12 Kasım 2011 Cumartesi

CİNNET GÜNDEMİMİZ

Azra Bebek'ten gayrı mucize yaşanmadı Van'da. Gelen haberler hep kötü; kendimizi alıştırmamız istenen hep en kötüsü. Hele ikinci deprem 5.6 şiddetiyle devirebildi ya çok katlı binaları; yorgun, kaçak, hasarlı oldukları için. Sonra bir de kara kış bastırdı. Enkazdan çıkan ölülere, naylon çadırlarda üşüdüğü için zatürre olup ölen bebeler eklendi. Uyum seminerine katılmak için biraraya gelmiş gencecik öğretmenlerin toplu ölümlerinin acısına, görev başında ölen 2 gazetecinin acısı bindi. Gazetecilerin sosyal güvencesinden yıpranma payını çıkaranlar, gazeteciliğin sadece İstanbul plazalarında yapılmadığını hatırlamış mıdır acaba bu vesileyle? Depremde ölen öğretmenlerin memleketlerine gönderilen cenazelerinden, THY 250 lira almaya utanmamış, onu biliyoruz bakın.

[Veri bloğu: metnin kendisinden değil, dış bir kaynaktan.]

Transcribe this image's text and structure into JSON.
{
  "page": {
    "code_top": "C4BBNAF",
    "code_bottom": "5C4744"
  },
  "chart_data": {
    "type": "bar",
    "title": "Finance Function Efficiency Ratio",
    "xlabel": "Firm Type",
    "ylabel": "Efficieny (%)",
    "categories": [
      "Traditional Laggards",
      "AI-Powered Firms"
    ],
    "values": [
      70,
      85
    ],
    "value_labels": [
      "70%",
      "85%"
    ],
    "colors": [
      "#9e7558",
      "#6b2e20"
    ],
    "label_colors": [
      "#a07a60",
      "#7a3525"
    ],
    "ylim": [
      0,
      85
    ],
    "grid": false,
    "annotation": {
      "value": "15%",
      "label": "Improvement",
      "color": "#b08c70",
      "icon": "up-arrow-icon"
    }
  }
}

İktidarın halka hitap ettiği zamanlarda kendini alkışlatmasına alışığım da hiçbir zoraki alkış, Başbakan'ın Erciş'teki konuşmasından sonra duyduğumkiler kadar dokunmamıştı insanlık onuruma. Bu hafta bir de Kamer Genç'in TBMM kürsüsünden hoyratça itilmesi çok rencide etti beni.

TÜBA'nın başına gelenler ise ayrı bir ibret hikayesi. TÜBA'nın eleştirilecek çok yanı olduğu kesin. Her şeyden önce bilim dünyasında sözü geçen, saygın bir akademi olmayı başaramadı onca zaman. Ama şimdi... Şimdi özerkliği gitti elden. Sadece Yürütme'nin atayacağı adaylar, tek başlarına karar almada gereken çoğunluğu oluşturabilecek bundan sonra. Ayrıca bu kadar kalabalık bilim akademisi olur muymuş? İstediğiniz kadar halkçı olun, bilim akademisi dünyanın her yerinde seçme, seçkin ve seçkinci olur.

Velhasıl enkaz çok memlekette. Van'ın "afet bölgesi" ilan edilmesi yetmeyecek. Türkiye'nin "afet ülkesi" ilan edilmesi gerekiyor.